Van Buren managed the first truly national political campaign in U.S. history, seeking to re-create the original Democratic-Republican coalition among farmers, northern artisans, and southern planters while adding a sizable constituency of frontier voters. He was aided in the effort by Calhoun, who again ran for vice president and supported the Tennessee war hero despite their disagreement over tariffs. Jackson’s supporters organized state party conventions to nominate him for president rather than relying on the congressional caucus. They established local Jackson committees in critical states such as Virginia and New York. They organized newspaper campaigns and developed a logo, the hickory leaf, based on the candidate’s nickname “Old Hickory.”
Jackson traveled the country to build loyalty to himself as well as to his party. His Tennessee background, rise to great wealth, and reputation as an Indian fighter ensured his popularity among southern and western voters. He also reassured southerners that he advocated “judicious” duties on imports, suggesting that he might try to lower the rates imposed in 1828. At the same time, his support of the tariff of 1828 and his military credentials created enthusiasm among northern working men and frontier farmers.
President Adams’s supporters demeaned the “dissolute” and “rowdy” men who poured out for Jackson rallies, and they also launched personal attacks on the candidate.
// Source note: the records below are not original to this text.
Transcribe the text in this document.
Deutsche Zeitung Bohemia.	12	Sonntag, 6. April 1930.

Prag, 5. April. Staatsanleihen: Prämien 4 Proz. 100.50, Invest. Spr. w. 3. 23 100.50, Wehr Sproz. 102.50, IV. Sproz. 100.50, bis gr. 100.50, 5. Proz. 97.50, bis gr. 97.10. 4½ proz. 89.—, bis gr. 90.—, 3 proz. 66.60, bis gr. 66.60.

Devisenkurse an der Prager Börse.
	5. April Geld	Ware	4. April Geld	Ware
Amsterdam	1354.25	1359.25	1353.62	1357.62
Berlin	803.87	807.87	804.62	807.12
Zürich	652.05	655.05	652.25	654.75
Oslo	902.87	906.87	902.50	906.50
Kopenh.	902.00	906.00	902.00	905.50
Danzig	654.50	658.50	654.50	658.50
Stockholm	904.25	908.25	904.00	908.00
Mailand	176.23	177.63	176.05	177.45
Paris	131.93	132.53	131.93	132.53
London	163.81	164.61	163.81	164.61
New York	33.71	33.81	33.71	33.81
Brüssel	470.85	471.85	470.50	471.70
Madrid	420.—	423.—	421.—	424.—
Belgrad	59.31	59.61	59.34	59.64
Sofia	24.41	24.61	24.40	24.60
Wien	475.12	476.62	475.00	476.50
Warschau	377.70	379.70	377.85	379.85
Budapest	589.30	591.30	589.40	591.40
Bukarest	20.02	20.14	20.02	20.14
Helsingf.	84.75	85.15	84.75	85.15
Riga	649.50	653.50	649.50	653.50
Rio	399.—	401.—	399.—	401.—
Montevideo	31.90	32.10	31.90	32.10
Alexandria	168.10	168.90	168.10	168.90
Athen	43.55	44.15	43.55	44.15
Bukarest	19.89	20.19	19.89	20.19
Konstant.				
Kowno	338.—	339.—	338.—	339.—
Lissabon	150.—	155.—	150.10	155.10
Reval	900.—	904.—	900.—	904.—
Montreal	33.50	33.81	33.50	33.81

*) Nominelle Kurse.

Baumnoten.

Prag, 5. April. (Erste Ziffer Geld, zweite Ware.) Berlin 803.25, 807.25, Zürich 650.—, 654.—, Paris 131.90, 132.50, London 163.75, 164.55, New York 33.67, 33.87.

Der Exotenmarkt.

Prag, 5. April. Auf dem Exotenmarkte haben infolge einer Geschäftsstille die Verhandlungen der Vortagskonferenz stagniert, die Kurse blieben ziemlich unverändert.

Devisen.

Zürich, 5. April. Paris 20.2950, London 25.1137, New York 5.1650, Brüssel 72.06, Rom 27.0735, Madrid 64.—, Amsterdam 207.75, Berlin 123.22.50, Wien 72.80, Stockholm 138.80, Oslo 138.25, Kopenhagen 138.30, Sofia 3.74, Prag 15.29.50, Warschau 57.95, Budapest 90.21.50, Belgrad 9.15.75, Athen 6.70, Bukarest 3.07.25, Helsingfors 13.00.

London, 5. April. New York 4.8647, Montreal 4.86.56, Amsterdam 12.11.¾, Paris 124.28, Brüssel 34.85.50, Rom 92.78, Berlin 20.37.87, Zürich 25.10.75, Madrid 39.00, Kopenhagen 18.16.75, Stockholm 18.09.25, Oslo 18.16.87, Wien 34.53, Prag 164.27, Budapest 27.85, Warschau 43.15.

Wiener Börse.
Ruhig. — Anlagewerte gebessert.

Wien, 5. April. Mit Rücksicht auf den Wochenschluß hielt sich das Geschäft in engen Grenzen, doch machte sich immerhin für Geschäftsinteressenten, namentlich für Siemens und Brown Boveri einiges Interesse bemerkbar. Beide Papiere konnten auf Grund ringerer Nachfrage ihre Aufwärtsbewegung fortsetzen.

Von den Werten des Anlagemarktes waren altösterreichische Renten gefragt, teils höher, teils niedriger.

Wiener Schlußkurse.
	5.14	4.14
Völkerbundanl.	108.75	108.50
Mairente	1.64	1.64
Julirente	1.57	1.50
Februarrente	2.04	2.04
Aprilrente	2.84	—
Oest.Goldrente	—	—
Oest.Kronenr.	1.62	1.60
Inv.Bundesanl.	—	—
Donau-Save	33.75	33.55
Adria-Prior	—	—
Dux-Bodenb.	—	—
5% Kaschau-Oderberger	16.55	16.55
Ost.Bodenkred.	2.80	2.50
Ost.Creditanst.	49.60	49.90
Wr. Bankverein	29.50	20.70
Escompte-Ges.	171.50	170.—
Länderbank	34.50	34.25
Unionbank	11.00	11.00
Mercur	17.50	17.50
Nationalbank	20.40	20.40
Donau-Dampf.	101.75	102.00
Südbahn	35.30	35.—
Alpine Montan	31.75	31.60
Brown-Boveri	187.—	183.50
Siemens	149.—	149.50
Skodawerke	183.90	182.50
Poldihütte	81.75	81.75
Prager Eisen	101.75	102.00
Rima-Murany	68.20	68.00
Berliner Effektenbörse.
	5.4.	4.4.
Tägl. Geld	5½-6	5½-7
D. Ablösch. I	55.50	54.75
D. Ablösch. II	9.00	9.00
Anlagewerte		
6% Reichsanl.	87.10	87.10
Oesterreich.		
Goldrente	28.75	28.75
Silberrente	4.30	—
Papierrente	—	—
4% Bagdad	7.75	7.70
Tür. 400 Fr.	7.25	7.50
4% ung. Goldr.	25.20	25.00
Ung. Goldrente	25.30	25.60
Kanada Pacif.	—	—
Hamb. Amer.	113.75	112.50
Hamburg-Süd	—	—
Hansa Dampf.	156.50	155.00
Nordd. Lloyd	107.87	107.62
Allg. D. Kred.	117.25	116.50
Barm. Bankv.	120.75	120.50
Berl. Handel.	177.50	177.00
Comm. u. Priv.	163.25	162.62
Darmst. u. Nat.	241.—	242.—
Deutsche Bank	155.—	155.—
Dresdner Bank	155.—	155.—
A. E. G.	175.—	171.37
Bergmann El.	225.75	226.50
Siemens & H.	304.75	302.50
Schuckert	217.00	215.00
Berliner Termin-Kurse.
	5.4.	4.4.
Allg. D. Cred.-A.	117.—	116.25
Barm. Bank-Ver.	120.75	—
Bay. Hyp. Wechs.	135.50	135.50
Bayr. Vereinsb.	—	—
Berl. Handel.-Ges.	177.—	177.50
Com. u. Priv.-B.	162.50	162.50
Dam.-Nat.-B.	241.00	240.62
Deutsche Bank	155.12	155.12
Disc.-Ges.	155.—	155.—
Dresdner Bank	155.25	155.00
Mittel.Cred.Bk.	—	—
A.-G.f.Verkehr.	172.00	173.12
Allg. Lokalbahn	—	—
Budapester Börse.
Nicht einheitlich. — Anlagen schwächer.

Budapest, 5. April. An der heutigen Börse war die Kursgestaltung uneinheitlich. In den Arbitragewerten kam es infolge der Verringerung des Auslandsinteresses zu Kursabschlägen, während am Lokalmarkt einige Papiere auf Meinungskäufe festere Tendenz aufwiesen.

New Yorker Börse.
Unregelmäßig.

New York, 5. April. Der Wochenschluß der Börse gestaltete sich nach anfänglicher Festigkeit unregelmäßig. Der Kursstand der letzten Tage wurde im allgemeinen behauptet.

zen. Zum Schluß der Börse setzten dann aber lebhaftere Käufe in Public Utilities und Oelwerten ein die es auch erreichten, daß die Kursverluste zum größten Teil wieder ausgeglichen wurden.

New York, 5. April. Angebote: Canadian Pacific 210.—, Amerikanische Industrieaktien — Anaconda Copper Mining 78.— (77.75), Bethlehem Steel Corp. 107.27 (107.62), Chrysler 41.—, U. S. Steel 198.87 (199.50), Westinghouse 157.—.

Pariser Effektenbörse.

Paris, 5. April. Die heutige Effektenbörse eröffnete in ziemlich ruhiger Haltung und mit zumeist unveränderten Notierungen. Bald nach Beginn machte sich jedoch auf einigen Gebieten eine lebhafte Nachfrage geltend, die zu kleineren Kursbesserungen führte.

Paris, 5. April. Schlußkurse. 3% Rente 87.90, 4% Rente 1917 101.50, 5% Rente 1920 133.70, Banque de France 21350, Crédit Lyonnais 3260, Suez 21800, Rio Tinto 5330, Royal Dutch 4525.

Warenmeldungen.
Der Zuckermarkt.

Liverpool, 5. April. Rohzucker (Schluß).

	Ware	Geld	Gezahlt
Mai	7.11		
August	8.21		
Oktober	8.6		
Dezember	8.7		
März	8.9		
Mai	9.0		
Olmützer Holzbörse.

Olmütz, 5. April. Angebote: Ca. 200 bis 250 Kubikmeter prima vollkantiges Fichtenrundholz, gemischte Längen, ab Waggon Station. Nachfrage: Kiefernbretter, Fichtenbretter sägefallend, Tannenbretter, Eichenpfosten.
Dragging politicians’ private lives into public view was nothing new, but opposition papers focused their venom this time on the candidate’s wife, Rachel. They questioned the timing of her divorce from her first husband and remarriage to Jackson, suggesting she was an adulterer and a bigamist. Rachel Jackson felt humiliated, but her husband refused to be intimidated by scandal.
Adams distanced himself from his own campaign. He sought to demonstrate his statesmanlike gentility by letting others speak for him. This strategy worked well when only men of wealth and property could vote. But with an enlarged electorate and an astonishing turnout of more than 50 percent of eligible voters, Adams’s approach failed and Jackson became president. Jackson won handily in the South and the West and carried most of the Middle Atlantic states as well as New York. Adams dominated only in New England (Figure 9.1).
The election of 1828 formalized a new party alignment. During the campaign, Jackson and his supporters referred to themselves as “the Democracy” and forged a new national Democratic Party. In response, Adams’s supporters called themselves National Republicans. The competition between Democrats and National Republicans heightened interest in national politics among ordinary voters and ensured that the innovative techniques introduced by Jackson would be widely adopted in future campaigns.
The Elections of 1824 and 1828 Andrew Jackson lost the 1824 election to John Quincy Adams when the decision was thrown into the House of Representatives. In 1828 Jackson launched the first popular campaign for president, mobilizing working-class white men who were newly enfranchised. Three times as many men—more than one million voters—cast ballots in 1828 than in 1824, ensuring Jackson's election as president.
REVIEW & RELATE
• How and why did the composition of the electorate change in the 1820s?
• How did Jackson's 1828 campaign represent a significant departure from earlier patterns in American politics?